You can use it as a nightstand lamb or hang it on the ceiling with some hooks. You can also install it within your ceiling or call an electrician to do that for you.

Storing Anything Around the House

Talking about DIY projects, if you like making interesting and beautiful crafts in the house you must have lots of gewgaws lying around to be used as decoration one day. Mason jars are blessings in disguise, not only to be used in DIY projects but also for DIY projects.

They are great organizers that can relieve you from the chaos at the end of an arts and crafts session. Crayons, buttons, beads, glitter, googly eyes, you can keep all of them in mason jars until the next DIY project. Jars also fit in drawers and can be placed vertically or horizontally. Plus, they are see-through so you can easily find what you’re looking for among a dozen jars in the cabinet.
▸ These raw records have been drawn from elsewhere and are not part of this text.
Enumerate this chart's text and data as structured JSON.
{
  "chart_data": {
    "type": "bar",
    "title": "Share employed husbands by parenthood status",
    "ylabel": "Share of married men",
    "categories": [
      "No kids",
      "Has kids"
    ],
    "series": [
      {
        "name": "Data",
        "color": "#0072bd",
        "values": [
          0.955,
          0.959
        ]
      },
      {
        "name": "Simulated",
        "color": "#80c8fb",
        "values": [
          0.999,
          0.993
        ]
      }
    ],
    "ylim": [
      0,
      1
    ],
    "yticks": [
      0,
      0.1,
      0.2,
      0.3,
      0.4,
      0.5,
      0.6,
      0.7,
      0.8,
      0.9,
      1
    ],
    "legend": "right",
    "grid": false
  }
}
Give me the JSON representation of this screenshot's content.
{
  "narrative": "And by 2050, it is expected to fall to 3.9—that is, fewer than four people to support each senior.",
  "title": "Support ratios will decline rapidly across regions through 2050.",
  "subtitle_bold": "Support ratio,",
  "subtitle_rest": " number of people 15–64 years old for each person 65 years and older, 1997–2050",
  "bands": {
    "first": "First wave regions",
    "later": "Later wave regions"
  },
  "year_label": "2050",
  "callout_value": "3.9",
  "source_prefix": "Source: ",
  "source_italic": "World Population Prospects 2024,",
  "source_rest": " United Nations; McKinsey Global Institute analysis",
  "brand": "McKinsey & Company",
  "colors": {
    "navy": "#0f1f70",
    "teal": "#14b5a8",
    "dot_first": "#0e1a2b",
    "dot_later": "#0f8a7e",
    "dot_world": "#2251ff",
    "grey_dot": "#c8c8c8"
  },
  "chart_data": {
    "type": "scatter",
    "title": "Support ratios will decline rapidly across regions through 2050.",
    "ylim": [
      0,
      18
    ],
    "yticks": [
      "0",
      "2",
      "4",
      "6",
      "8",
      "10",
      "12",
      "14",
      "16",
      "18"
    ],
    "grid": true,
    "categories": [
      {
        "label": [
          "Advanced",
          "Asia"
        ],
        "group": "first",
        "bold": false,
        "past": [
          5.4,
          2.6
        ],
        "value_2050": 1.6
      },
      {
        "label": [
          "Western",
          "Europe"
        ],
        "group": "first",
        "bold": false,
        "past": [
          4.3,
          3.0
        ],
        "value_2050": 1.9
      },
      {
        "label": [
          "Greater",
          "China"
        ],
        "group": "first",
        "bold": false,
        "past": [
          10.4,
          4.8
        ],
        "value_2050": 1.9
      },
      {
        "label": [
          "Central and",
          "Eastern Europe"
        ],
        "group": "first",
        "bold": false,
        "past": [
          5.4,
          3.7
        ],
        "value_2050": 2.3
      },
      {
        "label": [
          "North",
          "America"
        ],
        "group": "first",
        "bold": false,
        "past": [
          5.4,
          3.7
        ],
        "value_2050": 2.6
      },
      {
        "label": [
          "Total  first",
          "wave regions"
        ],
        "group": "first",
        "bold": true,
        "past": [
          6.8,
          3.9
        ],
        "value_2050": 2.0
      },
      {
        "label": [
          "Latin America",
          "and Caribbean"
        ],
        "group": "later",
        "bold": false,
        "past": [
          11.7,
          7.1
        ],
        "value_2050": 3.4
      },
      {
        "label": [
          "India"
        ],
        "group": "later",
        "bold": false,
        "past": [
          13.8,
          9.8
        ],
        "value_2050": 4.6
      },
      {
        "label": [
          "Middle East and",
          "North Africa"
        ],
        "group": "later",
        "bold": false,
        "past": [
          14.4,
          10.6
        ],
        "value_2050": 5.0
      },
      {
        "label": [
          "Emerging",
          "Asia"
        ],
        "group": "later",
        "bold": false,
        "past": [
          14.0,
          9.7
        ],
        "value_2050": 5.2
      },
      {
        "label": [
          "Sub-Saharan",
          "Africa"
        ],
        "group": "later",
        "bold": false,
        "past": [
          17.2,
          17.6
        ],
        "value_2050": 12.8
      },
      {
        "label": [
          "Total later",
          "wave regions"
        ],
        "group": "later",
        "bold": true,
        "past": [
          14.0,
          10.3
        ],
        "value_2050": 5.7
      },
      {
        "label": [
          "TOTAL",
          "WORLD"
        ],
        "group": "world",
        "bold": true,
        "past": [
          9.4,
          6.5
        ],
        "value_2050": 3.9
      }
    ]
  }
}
Bonus: How to Remove Label Glue off a Mason Jar

You can use mason jars almost anywhere around the house. They are incredibly useful while being aesthetically pleasing, as long as you remove the glue off them. 

To do that, mix a teaspoon of cooking oil and the same amount of baking soda, and rub the mixture over the sticky parts with leftover glue on the jar. Some parts will be removed instantly. For more tenacious sticky glue, leave the mixture on for up to half an hour and rub it with a kitchen sponge or steel wool. Now your mason jar is ready to serve you in the house in any way you like!

Over and Out!

Mason jars are perfectly sealable, non-toxic, and come a dime a dozen, which makes them the perfect containers to be used in the kitchen — or any other place around the house. Even better if you like to sprinkle your home with some rustic aesthetic.  If you set your mind to it, you’ll never run out of things to do with mason jars.